The Pound to Dollar exchange rate briefly rose above 1.28 but has since lost those gains, influenced by the Federal Reserve's decisions. The exchange rate climbed on Wednesday after U.S. inflation figures came in below expectations, reaching 1.2859, its highest since March 11. News of flat inflation in May led the market to anticipate two Federal Reserve rate cuts in 2024, starting in September, weakening the Dollar.
However, the Dollar rebounded when new Federal Reserve forecasts contradicted market expectations, indicating only one rate cut in 2024. The focus has been on projections from each member of the Federal Reserve Open Market Committee (FOMC) regarding future interest rates: in March, the median forecast was for three rate cuts this year; by June, it had decreased to just one. This 'hawkish' shift supports the Dollar, though given the softer inflation numbers, it's uncertain if the FOMC can adopt an even more 'hawkish' stance. For the USD to strengthen significantly, the Fed would need to shift from forecasting one cut in 2024 to none.

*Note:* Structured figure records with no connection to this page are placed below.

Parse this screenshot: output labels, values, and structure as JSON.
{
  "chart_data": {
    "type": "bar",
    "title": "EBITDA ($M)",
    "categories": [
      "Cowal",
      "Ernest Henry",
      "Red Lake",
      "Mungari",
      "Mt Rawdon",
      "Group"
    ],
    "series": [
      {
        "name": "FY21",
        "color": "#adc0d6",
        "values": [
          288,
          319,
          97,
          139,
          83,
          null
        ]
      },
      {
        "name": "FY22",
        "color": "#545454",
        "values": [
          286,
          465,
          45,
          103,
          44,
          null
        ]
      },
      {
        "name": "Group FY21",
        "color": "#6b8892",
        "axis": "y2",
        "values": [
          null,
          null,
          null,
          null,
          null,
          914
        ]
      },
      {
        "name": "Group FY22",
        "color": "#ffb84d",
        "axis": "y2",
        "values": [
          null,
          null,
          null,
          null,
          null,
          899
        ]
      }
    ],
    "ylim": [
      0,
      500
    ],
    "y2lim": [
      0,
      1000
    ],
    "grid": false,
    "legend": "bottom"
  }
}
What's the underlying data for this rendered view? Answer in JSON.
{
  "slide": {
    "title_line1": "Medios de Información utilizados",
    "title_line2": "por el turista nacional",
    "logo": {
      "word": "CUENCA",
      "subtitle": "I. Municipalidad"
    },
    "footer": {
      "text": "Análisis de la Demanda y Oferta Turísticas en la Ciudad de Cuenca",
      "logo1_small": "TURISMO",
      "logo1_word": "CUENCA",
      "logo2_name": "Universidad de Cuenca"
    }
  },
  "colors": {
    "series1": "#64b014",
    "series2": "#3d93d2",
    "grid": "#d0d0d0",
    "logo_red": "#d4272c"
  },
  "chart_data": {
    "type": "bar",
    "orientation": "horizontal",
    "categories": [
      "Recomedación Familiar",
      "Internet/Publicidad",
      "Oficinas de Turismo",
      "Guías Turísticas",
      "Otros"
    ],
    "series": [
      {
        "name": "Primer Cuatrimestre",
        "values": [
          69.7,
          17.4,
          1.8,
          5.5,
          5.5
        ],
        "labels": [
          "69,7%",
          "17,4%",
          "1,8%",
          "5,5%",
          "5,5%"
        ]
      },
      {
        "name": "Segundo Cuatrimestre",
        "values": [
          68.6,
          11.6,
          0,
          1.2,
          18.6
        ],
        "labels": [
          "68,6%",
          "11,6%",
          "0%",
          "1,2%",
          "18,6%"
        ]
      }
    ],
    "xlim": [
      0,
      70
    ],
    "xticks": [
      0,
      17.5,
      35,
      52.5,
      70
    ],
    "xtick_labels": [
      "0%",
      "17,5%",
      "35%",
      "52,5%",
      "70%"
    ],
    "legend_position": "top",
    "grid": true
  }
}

U.S. economic data has been mixed, with some strong and some disappointing readings creating a contradictory picture. However, Wednesday's inflation report is crucial as it suggests the disinflationary process is back on track after stalling earlier in the year. Core CPI prices rose 0.2% month-on-month in May, slightly below consensus and the April report, indicating mild price pressures for the second consecutive month. If the market grows increasingly confident of a September rate cut in the coming weeks, expect the Pound-Dollar exchange rate to break above the 1.28 ceiling.